Conviver com um vizinho sem noção. Voltar para a terra natal depois de um exílio voluntário. Os temas centrais dos dois longas mais conhecidos da dupla Mariano Cohn e Gastón Duprat não são exatamente uma novidade. Na verdade, são até meio clichê se formos imaginar quantos filmes foram feitos sobre estes assuntos. Mas a dupla de argentinos mostra, a cada novo trabalho, que sabe trabalhar com os lugares comuns de seus roteiros e, sem inventar muito, conseguem ser bastante honestos ao abordar cada situação de suas histórias.

Em O Cidadão Ilustre, Cohn e Duprat levam seu protagonista para um retorno à cidade e aos personagens que ele abandonou há mais de 30 anos, mas que viraram a base de sua premiada obra literária. Daniel se livrou de seu passado fisicamente, mas todo aquele universo que ele abandonou nunca deixou de morar dentro dele. Além do impacto natural de um retorno depois de muito tempo, os diretores ainda exploram os detalhes e efeitos do choque cultural de um homem que correu o mundo, mora em um megalópoe europeia e ganhou o prêmio Nobel com o cotidiano de um vilarejo pequeno, com poucos moradores, preso a conceitos e preconceitos.
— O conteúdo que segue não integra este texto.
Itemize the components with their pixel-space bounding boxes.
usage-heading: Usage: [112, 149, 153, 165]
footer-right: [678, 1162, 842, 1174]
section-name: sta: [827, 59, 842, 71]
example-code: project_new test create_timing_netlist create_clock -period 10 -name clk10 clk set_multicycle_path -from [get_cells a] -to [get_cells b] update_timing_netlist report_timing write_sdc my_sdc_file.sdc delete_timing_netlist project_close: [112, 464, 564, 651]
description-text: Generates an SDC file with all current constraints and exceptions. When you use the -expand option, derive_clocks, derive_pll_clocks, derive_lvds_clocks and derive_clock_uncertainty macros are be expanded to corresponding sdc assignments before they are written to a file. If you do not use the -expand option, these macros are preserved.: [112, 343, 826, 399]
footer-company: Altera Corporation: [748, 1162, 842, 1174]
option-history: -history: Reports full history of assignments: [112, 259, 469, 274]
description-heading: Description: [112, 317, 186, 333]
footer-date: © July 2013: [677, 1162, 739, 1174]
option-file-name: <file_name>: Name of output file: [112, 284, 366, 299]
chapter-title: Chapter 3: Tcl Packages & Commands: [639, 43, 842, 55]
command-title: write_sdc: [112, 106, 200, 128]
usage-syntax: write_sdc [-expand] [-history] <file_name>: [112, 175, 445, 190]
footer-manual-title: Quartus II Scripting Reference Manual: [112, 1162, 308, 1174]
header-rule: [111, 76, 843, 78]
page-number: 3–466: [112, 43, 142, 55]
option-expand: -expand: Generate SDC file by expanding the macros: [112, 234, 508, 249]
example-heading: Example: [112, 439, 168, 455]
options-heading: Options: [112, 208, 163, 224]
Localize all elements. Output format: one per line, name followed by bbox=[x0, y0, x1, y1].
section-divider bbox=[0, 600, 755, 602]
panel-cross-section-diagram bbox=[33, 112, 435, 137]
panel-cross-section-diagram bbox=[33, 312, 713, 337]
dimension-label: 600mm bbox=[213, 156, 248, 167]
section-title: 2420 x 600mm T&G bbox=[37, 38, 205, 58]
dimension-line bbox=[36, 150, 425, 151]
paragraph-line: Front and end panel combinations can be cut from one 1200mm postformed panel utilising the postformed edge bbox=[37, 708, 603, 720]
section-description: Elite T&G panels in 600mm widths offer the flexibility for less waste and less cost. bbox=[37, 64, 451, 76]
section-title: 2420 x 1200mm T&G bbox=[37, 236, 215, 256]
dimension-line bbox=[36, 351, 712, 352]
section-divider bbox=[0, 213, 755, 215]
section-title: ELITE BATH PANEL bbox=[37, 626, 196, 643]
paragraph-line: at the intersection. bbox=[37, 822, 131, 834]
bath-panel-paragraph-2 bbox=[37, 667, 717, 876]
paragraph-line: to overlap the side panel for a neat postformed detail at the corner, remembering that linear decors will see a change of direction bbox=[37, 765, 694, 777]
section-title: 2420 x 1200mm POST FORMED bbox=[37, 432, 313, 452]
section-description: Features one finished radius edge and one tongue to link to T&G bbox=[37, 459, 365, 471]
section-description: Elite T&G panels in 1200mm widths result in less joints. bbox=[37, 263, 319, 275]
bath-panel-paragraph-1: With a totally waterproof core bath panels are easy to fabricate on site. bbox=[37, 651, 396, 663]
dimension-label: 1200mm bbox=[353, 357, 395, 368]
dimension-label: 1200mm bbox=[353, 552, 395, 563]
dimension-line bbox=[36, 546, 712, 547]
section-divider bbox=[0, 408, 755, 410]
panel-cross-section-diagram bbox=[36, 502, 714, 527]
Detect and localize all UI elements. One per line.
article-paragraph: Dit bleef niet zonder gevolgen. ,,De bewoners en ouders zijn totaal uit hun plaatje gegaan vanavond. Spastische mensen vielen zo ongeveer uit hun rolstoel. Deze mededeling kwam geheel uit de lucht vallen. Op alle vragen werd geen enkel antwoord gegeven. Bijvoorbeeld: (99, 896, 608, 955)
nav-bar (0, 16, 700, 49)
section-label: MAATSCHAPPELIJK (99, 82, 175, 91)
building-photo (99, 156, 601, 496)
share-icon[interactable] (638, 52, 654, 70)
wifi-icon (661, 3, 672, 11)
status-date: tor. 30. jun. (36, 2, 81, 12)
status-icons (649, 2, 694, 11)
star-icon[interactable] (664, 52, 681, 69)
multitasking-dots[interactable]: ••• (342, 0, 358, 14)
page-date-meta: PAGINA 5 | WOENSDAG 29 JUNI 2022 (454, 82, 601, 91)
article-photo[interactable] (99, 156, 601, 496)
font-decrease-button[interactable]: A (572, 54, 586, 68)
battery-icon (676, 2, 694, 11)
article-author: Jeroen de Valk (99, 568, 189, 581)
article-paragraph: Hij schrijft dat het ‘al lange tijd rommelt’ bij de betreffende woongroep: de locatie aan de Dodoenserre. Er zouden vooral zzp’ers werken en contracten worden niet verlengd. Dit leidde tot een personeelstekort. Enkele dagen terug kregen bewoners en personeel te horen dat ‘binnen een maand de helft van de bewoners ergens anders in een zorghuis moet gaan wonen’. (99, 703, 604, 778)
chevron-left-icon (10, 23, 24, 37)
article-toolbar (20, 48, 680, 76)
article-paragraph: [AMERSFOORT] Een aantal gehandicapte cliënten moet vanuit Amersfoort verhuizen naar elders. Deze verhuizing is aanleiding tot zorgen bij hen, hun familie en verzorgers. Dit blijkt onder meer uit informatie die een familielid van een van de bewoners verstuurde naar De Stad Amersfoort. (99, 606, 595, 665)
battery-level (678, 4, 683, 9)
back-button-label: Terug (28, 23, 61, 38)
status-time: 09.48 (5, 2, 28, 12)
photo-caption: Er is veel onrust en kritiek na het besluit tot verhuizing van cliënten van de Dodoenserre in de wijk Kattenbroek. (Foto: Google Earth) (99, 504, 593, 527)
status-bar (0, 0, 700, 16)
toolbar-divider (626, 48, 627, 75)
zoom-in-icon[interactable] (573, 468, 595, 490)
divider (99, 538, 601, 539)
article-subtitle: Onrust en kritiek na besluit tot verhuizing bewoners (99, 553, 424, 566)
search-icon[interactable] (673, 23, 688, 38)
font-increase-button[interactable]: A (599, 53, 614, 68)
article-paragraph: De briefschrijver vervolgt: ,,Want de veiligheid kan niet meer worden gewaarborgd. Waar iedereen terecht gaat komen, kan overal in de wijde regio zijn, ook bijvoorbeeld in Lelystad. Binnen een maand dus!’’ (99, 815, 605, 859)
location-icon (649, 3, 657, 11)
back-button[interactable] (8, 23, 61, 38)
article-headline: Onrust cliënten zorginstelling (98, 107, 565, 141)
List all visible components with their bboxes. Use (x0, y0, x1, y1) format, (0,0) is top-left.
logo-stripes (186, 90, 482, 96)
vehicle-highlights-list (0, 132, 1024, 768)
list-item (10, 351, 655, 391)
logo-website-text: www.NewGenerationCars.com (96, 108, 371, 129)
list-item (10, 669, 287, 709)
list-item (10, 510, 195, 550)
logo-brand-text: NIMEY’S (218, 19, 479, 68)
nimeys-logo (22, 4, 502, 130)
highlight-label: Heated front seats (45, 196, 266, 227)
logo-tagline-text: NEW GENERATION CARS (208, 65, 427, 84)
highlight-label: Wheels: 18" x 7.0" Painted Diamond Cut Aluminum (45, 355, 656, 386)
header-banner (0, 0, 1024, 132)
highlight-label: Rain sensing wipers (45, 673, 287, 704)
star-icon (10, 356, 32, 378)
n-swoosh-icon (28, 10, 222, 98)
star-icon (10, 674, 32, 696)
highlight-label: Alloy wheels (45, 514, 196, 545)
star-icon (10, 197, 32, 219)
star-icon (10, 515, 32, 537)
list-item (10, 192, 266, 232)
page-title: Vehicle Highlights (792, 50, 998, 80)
Daniel voltando a Salas é como Tieta voltando a Santana do Agreste. A dupla de diretores não tem o mesmo estilo regionalista de Jorge Amado, mas há muitos elos com a obra do escritor baiano, inclusive nas cenas do cotidiano, como quando o protagonista é abordado por Renato, um homem com possíveis problemas de cognição, que enxerga seu pai numa das obras do ilustre conterrâneo e o convida para almoçar na casa de sua mãe; ou nas homenagens simples e “de coração” prestadas ao personagem principal, absurdamente bregas, mas que levam Daniel às lágrimas. Difícil saber o que te move; mais difícil antecipar o que te comove.

Mas o maior trunfo do filme é como Cohn e Duprat mostram, sob vários aspectos, o que a presença de um filho da cidade, famoso, rico e influente, provoca na comunidade – do pedido mais singelo aos registros mais invasivos e aos varios graus de incômodo, de ambos os lados. Os diretores realmente conseguem trabalhar os lugares comuns, que não deixam de ser lugares comuns, mas que ganham consistência suficiente para se tornarem mais do críveis, comoventes. O elenco ajuda na missão. Oscar Martínez, que conhecemos de Paulina e Relatos Selvagens, começa com uma arrogância levemente caricata, mas humaniza seu personagem à medida com que ele entra em contato o passado, como se, involuntariamente, também se envolvesse com aquela viagem no tempo.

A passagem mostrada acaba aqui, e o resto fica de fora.